Later this year, in Mahanoy Area School District v. B.L., the U.S. Supreme Court will decide a First Amendment case involving a high school student who was kicked off her public school’s cheerleading team for being less than cheerful on her private cell phone. The Court’s answer to the question — can a school punish a student for posting off-campus, after-hours social media content it finds objectionable? — may become its most significant school free speech ruling in at least 14 years and its first addressing student speech using digital technology platforms.
In 2017, while shopping with her friends one weekend, the student, “B.L.,” decided to express her displeasure at not making the varsity cheerleading squad (not to mention her desired position on a private softball team). She took a photo of herself and her friend with their middle fingers raised and posted it on Snapchat, the popular social media app. “Fuck school fuck softball fuck cheer fuck everything,” B.L. said. “Love how me and [another student] get told we need a year of [junior varsity] before we make varsity but that’s [sic] doesn’t matter to anyone else?”

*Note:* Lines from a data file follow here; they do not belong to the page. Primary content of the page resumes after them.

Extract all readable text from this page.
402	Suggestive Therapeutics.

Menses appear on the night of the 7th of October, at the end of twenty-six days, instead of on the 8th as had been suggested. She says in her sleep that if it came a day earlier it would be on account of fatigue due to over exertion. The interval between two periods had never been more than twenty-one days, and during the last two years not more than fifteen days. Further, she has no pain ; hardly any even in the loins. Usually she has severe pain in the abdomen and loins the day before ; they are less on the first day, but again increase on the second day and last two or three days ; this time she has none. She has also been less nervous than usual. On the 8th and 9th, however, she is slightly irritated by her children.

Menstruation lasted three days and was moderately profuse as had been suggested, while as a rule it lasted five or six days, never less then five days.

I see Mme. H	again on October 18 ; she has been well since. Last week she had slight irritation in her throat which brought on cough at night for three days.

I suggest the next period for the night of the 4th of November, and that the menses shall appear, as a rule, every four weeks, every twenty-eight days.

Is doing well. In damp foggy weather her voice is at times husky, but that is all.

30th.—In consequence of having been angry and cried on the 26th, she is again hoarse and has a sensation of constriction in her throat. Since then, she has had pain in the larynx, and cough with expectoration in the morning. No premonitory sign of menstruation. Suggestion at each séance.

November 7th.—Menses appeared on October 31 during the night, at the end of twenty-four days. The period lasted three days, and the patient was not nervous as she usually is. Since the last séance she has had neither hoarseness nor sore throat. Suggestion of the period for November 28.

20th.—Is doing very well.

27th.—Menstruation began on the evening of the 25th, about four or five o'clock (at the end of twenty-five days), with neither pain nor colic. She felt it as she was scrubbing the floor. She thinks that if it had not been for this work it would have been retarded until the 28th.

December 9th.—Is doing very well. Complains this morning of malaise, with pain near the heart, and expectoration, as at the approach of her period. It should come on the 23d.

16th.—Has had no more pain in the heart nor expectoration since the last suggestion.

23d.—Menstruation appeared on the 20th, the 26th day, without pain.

Students who saw the snap alerted the cheerleading coaches, which resulted in B.L.’s suspension from the cheerleading team. The school stated that B.L. violated team and school rules requiring cheerleaders to “have respect” for their school, coaches, and other cheerleaders; avoid “foul language and inappropriate gestures”; refrain from sharing “negative information regarding cheerleading, cheerleaders, or coaches” online, and conduct themselves in such a way that the “image” of the district would “not be tarnished in any manner.”
B.L.’s parents eventually sued, alleging a violation of their daughter’s constitutional rights, including her right of free speech under the First Amendment. After a federal district court ruled in favor of B.L., the school district appealed to the Third Circuit Court of Appeals.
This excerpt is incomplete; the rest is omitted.